If you’re just getting started with your business, don’t be fooled into thinking you need to pay for a costly SEO agency before your website starts showing up on Google. When you’re working with a limited (or even non-existent) marketing budget, there’s a lot of stuff you can do with your own two hands to improve your organic traffic.
Here’s what SEO agencies won’t tell you
The easiest way to get to the top of the search results is to publish a lot of great quality content, and most SEO agencies can’t do that. They’ve probably got a bunch of SEO copywriters who can churn out low-quality blog posts stuffed with all the right keywords for your industry, but that’s not going to help you when all your competitors are doing the exact same thing.
I’ll try to make this as simple as possible. For a website to perform well in search engine results, you need two things:
- Content (blog posts, landing pages, video, images) that’s highly relevant to what your business does, so that when Google looks at your website it can form a clear picture of what your business is all about.
- Links from other websites pointing to yours, and ideally those websites should also be highly relevant to what your business does, so that Google knows your website contains useful information (every link to your site from a third party is a vote of confidence).
If your site is full of shitty, low-quality content that doesn’t provide people with anything useful, nobody is going to link to it.
On the other hand, if your website is full of really great quality articles and resources that people find helpful, they’re going to share it on social media and link to it from their own websites. And that creates a snowball effect, because the more your content gets shared, the more it gets seen, the more it gets shared.
So this is my mantra; the number one thing you should do to get your online business noticed is to create as much genuinely helpful content as you can, and never stop. Think about what problems your customers have, what questions are they asking, what advice are they looking for, what resources would be helpful to them, and give them answers.

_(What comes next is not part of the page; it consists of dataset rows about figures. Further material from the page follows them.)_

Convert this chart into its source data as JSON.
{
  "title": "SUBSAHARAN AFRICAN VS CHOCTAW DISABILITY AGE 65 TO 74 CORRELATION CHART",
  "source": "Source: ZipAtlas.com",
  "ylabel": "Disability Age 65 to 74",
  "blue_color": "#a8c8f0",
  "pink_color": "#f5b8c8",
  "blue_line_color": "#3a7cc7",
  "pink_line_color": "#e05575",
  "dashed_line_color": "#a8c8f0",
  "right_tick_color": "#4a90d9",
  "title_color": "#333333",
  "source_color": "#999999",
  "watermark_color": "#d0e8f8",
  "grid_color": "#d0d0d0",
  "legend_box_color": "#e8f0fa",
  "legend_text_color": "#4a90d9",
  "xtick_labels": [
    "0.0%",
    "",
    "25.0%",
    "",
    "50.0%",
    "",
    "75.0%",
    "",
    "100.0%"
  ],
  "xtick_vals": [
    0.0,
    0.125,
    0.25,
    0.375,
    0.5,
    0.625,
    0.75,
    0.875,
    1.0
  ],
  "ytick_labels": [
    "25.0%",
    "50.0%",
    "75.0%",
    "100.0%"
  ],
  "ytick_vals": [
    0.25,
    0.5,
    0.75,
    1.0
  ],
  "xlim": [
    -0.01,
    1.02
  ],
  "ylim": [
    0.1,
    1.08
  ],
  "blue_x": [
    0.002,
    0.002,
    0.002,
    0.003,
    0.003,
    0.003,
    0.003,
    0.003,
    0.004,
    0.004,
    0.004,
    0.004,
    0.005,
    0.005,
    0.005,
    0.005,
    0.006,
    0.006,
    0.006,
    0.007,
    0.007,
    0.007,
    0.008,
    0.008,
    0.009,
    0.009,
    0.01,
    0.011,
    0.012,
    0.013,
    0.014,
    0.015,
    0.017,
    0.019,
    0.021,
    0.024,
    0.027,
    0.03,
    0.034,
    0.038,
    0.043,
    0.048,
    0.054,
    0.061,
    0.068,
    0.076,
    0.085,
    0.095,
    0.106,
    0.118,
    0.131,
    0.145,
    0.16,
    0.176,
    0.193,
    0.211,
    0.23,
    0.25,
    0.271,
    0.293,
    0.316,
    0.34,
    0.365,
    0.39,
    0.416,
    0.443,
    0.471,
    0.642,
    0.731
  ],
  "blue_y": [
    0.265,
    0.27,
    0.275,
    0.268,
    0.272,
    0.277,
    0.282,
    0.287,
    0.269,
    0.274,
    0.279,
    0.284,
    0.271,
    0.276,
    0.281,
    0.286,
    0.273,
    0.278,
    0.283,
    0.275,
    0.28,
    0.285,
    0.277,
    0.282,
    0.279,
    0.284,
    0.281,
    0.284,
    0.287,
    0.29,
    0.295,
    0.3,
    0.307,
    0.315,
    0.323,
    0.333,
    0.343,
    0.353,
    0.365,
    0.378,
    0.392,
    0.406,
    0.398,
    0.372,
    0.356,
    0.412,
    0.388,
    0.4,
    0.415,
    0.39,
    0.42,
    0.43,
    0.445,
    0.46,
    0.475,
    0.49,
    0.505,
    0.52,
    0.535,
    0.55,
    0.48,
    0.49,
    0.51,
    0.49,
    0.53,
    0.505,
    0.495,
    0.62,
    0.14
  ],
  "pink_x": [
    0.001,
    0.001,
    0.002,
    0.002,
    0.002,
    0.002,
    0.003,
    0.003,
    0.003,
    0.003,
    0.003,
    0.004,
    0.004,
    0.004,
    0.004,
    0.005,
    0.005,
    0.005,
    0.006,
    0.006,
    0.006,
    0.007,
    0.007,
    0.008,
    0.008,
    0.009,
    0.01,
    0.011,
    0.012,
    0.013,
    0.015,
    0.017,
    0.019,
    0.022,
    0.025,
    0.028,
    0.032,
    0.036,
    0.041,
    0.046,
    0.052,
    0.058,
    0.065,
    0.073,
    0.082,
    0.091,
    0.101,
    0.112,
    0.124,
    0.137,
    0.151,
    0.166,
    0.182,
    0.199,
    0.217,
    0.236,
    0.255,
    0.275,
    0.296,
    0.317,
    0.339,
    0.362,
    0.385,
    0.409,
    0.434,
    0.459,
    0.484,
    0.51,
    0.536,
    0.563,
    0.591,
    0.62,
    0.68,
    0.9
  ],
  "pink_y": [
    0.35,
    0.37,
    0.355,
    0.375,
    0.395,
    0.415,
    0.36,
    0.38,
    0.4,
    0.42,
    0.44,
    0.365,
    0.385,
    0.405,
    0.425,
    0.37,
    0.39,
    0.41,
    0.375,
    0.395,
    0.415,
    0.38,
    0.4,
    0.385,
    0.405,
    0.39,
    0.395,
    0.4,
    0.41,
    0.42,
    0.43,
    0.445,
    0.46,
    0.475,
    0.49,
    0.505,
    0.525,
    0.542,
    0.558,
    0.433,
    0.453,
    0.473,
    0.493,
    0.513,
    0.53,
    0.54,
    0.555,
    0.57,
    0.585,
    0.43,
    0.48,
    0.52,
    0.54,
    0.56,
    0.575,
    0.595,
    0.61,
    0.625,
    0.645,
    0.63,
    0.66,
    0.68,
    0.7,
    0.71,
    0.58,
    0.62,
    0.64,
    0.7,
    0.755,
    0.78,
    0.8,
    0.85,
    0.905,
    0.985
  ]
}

Get that first part right, and the links will soon follow. At the very beginning you’ll need to do some work to get your content seen in the first place, but once your site starts to become established as a source of useful information, people will be able to find it much more easily.
But what about ‘technical SEO’?
When people talk about ‘technical SEO’ they generally mean ensuring that your website is properly structured so that it doesn’t have any technical problems that might stop it from performing well in search engines. These could be things like broken links, missing sitemaps, incorrect use of title tags, missing alt-text on images – and if all this stuff sounds complicated, it’s not, they can usually be fixed very easily.
I don’t want to downplay the importance of getting this right, but as far as I’m concerned technical SEO is a distant second to great quality content in terms of how you should prioritise your time. Good content will outweigh poor optimisation. That’s not to say you shouldn’t worry about it, but focus on the content first and try to fix technical issues whenever you can.
And the good news is that technical SEO doesn’t have to cost you anything – there are free tools that will help you spot any problems and tell you how to fix them. So long as your website is sensibly built and follows widely accepted standards and best practices, there’s not going to be much wrong with it from a technical perspective.
If you’re using WordPress as your blogging platform, just install the Yoast SEO plugin, and it will flag any problems with your blog, along with specific guidance for solving them right there in your WP dashboard. The basic plugin is free, and while premium features are available for more advanced users, the free version will make a big difference.
You should set up Google Search Console for your site, because this gives you clear information right from the horse’s mouth. As well as showing you exactly how your site is performing in Google, the Search Console will identify any major problems which are holding you back. I would trust Google’s advice above an SEO consultant every single time.
Also set up a free Ahrefs account for your site. This is a great SEO tool which also provides information about your site performance as well as highlighting any technical problems. Like Yoast, it’s a freemium product, the basic version provides everything you need to get started and there are more advanced options available when you need them.
The good news about technical SEO is that once you start using these tools and get used to seeing the kind of issues they flag up, you’ll learn very quickly what’s important to get right. Soon you won’t need to think about SEO at all because you’ll just bake it into your regular process when adding new content to your site.
Time is on your side
Earlier I said there are two things a site needs to perform well in search engines, good content and plenty of backlinks, but I missed one other important thing, time. It takes a while to build organic traffic, especially for brand new sites. It can take months for your content to start showing up in search results.
Anybody who tries to tell you they can give you fast SEO results is a liar. If you need quick results, the best thing you can do is invest money in Google Ads – then you’ll start getting traffic to your site almost immediately. But we’re focused on long term organic growth. This doesn’t cost you money, but it does cost you time and effort.
And the beauty of organic is that it keeps providing an ongoing return on investment. All that content you create, all the work you put into technical optimisation, and all the links that you earn with your content, that stuff will keep giving you web traffic for years to come.